Trump and his supporters decided to participate in the Republican party and its nominating process, with all of its structures and rules. Part of that Republican system is the option of denying the nomination to a candidate who has the most delegates, but not a majority. Another part of the system is that the rules can be changed along the way, even to the point of denying the nomination to a candidate with a majority of the delegates. As I've said before, Trump ought to be denied the nomination either way, even if he has a delegate majority. I doubt that he'll get a majority, though, and that makes the complaints of his supporters even more hollow. Denying him the nomination when he only gets a minority of delegates before the convention, even if it's the largest minority, isn't a difficult decision. It's easy. Republicans need to start acting like it. Stop wringing your hands, stop being nervous and hesitant, and start treating the Trump movement with the opposition it deserves.


  1. Good points, Jason!

    Not to mention a lot of Trump supporters are liberal. Such as those who voted for him in open primary states.

  2. Cruz is doing a decent job of positioning himself as a Trump alternative, but that's a fine line too. To alienate both the GOP establishment AND Trump's base would be fatal, I think.

    Plus it appears that all comers lose to Hillary in all scenarios, so I'm not sure what difference it makes in the end. Trump has exposed and driven a wedge into a schism within the Republican party, which will continue to be exploited and explored by future candidates. He's opened Pandora's box, and there's no closing it.

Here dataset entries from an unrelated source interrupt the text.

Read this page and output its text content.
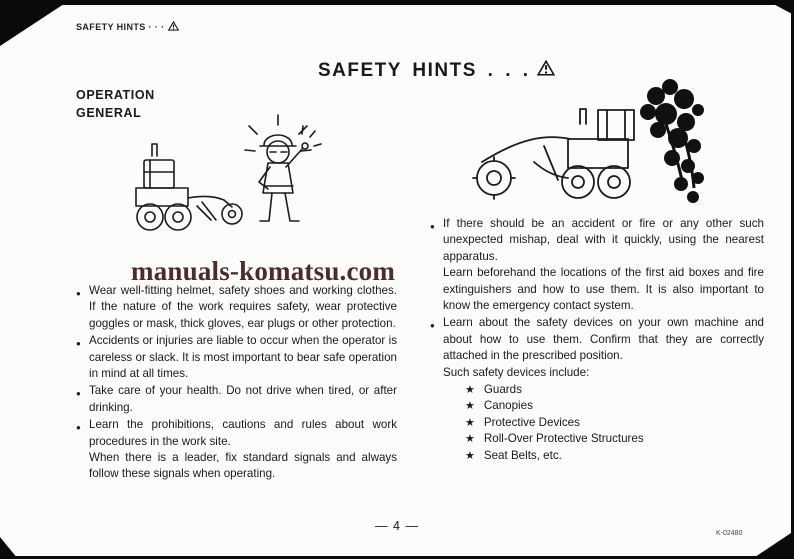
SAFETY HINTS · · ·
SAFETY HINTS . . .
OPERATION
GENERAL
manuals-komatsu.com
● Wear well-fitting helmet, safety shoes and working clothes. If the nature of the work requires safety, wear protective goggles or mask, thick gloves, ear plugs or other protection.

● Accidents or injuries are liable to occur when the operator is careless or slack. It is most important to bear safe operation in mind at all times.

● Take care of your health. Do not drive when tired, or after drinking.

● Learn the prohibitions, cautions and rules about work procedures in the work site.

When there is a leader, fix standard signals and always follow these signals when operating.

● If there should be an accident or fire or any other such unexpected mishap, deal with it quickly, using the nearest apparatus.

Learn beforehand the locations of the first aid boxes and fire extinguishers and how to use them. It is also important to know the emergency contact system.

● Learn about the safety devices on your own machine and about how to use them. Confirm that they are correctly attached in the prescribed position.

Such safety devices include:

★ Guards
★ Canopies
★ Protective Devices
★ Roll-Over Protective Structures
★ Seat Belts, etc.
— 4 —
K-02480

    1. appears that all comers lose to Hillary in all scenarios, so I'm not sure what difference it makes in the end....

      I think if you look at the polling methodologies, you'll find that the pollsters are having difficulties this year. For example, Sanders has been much closer than the polls have predicted, and they were flat out wrong in Michigan (and the couple of states that Sanders won on Tuesday) -- and I'd chalk that up to the fact that the polls can't measure the "enthusiasm gap" -- the folks out at the rallies aren't the folks who are sitting home and taking phone calls from pollsters.

    2. Many of the polls do not poll cell phones. This particularly skews results when there is strong age bias in the results. Many young people don't even own land lines. Sanders is a particularly good example of that since his support tends to heavily skew toward the younger crown.

  3. Great points, Jason.

    "will discourage movements like the Trump movement in the future"

    This is a very important one. It would greatly damage the public discourse and political process if future candidates started taking cues from Trump's puerile demagoguery and running their campaigns like Trump. We could expect more rioting at political events as people accept it as part of the tough-guy political process and candidates believe that it won't damage their support base but only solidify and mobilize them.

    Unfortunately Trump has probably already done a lot of damage in regards to how future campaigns will be run.